Curious as to the utility of ZFS bookmarks

When I heard Alan mention ZFS bookmarks on the latest 2.5 Admins I went looking on the OpenZFS documentation as this was not a feature I had previously been aware of, and I must admit I don’t know if my understanding is correct.

I also found this post which I think clarified the use of these a bit more Chris's Wiki :: blog/solaris/ZFSBookmarksWhatFor

So, is a bookmark essentially a marker that tells zfs send what transaction group to send the replication stream with? Instead of needing to keep the old snapshot around to do a comparison?

I don’t currently have any interest in using this feature - I’m not anywhere close to being tight on space on any of my pools, but I do want to understand its possible uses.

So essentially, this is a feature that might come in handy if you’re backing up a small-but-fast SSD based server to a slow-but-massive rust-based server. You can snapshot the dataset on the SSD pool, send it to the rust pool, bookmark the snapshot on the SSD source, then destroy the actual snapshot on the source.

Now, you’ve reclaimed any divergent space that the snapshot itself was occupying–say you’ve deleted 100GiB of data since the snapshot was taken; you bookmark the snapshot, you destroy the snapshot, now you’ve got 100GiB free. The bookmark really is just an immutable record of the time that the destroyed snapshot was taken; this can in turn be used to base an incremental replication on.

To understand the how and why on that, realize that incremental replication relies on the birthtime of blocks. When you do a zfs send -i (or -I), zfs send finds all the blocks that were born in between the two snapshots you specify, and that’s what it sends to the other side. As long as the other side has all the blocks leading up to the birth time of the oldest snapshot being sent, everything’s fine!

So when we bookmarked that snapshot on the source, then replicated the source to the target, we could bookmark the snapshot on the source and destroy it. Our next incremental replication uses the bookmark instead of the actual snapshot, and that is enough to let zfs send -i know what birth time to begin sending blocks from.

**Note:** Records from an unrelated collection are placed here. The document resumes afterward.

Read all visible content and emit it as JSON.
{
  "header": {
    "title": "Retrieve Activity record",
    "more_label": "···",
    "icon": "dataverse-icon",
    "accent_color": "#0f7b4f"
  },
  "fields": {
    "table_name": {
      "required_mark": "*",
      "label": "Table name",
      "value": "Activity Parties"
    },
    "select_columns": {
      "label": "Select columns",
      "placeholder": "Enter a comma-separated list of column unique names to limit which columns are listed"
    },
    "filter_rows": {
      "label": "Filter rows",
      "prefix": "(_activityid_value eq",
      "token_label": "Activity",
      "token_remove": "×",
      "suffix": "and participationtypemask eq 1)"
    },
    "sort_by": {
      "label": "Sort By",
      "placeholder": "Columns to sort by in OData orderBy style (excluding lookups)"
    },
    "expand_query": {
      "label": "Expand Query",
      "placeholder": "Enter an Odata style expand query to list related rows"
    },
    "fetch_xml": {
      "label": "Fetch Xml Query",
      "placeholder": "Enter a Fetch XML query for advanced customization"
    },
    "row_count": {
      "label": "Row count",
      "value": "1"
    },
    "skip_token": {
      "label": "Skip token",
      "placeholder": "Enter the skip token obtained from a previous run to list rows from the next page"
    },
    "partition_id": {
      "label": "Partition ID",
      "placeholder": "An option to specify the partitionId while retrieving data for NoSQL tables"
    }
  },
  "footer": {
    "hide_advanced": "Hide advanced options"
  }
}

I have to look this feature up every time somebody asks me about it and refresh myself on it, because the thing is, it’s not very useful to anybody who’s already got a sane setup with automated snapshots and replication.

Essentially, this is a very helpful feature if you very rarely replicate a small system to a much larger one. But if you’re already doing automated replication on a routine basis, bookmarks won’t help much–you can already destroy every snapshot but the most recently replicated snapshot, with no need for bookmarks. So, say you’re replicating daily–well, don’t you want to keep a snapshot around locally for at least one day anyway? If the answer is “yes”, bookmarks won’t do you any good.

6 Likes

Hm so it’s not the transaction group but rather the block metadata.

Yeah, I can’t see a lot of use for this.

With how fast replication is and how little space most snapshots tend to take there’s not much point to it.

Thanks for taking the time to explain!